Firstly, while its identity is never completely explained, He Who Walks Behind the Rows corrupts and controls all the children in Gatlin, convincing them to murder/sacrifice every adult in their small, remote town. This concept can easily tie into Castle Rock, where Henry Deaver has been accused by the town for trying to kill his father when he was a boy. In fact, some of the kids in Castle Rock are depicted in a similar light to the cult of children from Children of the Corn (with their own ragtag hierarchy). And this then ties into yet another connection: religion.
He Who Walks Behind the Rows is worshipped like a god, with the children even appointing a high priest among them. In Castle Rock, religion is heavily saturated throughout. From Henry Deaver's late father being a priest to several characters being affiliated with a prayer partnership program to the physical church itself looming menacingly over the town, religion is already a major influencer in Castle Rock, making it that much easier to blur the lines between blind worship of good and blind worship of evil. And with plenty of mention of Skarsgård representing an evil force that holds some kind of wicked influence over the town, the parallels between his characteristics and that of He Who Walks Behind the Rows grow more and more evident (with the biggest physical difference being the exchange of cornfields for forests.
As for the easter eggs that tie to Children of the Corn, He Who Walks Behind the Rows gets a possible shout-out in Skarsgård's prison cell, with text on the wall that reads: "Reaper Rows" (which could either refer to reaping corn or the more thematically apt Grim Reaper).
The Crimson King
One of the ultimate behind-the-scenes baddies in Stephen King's Dark Tower series (and, by extension, most of King's entire literary universe) is the Crimson King. He's an immortal being who pulls the strings behind characters like Randall Flagg and Dandelo (who some readers believe is related to It's Pennywise), and he essentially functions as King's take on Satan, on account of his godlike abilities and red (or crimson) ensemble.

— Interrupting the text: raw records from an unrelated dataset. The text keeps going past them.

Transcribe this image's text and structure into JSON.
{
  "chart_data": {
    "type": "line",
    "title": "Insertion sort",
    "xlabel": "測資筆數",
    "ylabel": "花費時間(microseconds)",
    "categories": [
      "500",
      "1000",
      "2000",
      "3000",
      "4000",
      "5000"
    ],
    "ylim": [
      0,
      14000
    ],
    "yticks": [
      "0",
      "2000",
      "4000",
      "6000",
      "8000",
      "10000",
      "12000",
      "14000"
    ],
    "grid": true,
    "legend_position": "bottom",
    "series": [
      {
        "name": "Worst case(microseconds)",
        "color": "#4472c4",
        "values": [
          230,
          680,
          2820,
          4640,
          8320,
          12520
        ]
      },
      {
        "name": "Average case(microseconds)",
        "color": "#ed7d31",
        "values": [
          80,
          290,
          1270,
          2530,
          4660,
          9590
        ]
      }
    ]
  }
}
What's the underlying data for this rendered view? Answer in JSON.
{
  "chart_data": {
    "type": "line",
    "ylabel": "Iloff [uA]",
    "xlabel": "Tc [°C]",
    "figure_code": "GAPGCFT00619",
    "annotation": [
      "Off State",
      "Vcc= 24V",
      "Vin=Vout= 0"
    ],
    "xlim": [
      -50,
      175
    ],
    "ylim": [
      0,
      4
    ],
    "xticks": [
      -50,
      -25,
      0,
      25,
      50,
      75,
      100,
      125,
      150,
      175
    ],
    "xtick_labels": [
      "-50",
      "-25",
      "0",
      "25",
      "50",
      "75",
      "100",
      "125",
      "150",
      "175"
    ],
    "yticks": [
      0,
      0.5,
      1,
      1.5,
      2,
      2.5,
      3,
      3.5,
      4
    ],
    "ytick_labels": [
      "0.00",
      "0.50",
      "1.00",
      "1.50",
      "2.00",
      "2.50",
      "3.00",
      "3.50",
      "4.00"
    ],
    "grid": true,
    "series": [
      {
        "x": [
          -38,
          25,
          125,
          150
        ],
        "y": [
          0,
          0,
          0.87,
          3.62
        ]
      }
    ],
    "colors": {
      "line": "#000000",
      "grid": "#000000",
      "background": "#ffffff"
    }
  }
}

Now, considering that Skarsgård was presumedly placed into the cage in Shawshank when he was just a boy, and that his "powers" aren't exactly on the same plateau as someone like the Crimson King, it's still entirely possible that Castle Rock may be using the character as a source of inspiration (assuming he's using him at all). After all, even though the show is staying true to King's source material, it's not shying away from taking some subtle creative liberties to better suit the story. In fact, assuming Skarsgård isn't supposed to be portraying some reincarnated, Antichrist-esque version of the Crimson King (though the Crimson King does have shapeshifting abilities and has taken the form of a young man with blond hair, not unlike Skarsgård), he could be one of his direct pawns. The Crimson King is no stranger to manipulating other characters to carry out his evil deeds, and that may well be the case in Castle Rock.
Along with all the other religious overtones spread on thick over Castle Rock, Skarsgård’s character adds his own religious fervor into the mix once he starts getting chatty. After Reeves (played by Josh Cooke) tries to intimidate him, Skarsgård’s character responds by repeating bibles verses - specifically from Revelation 19:12, which refers to “a robe dressed in blood,” as well as having a name “which no one knows except himself.” This passage refers to the son of God, which also adds to the theory that Skarsgård’s character might be some kind of direct descendant, as opposed to a God (or in this case, the Crimson King), himself.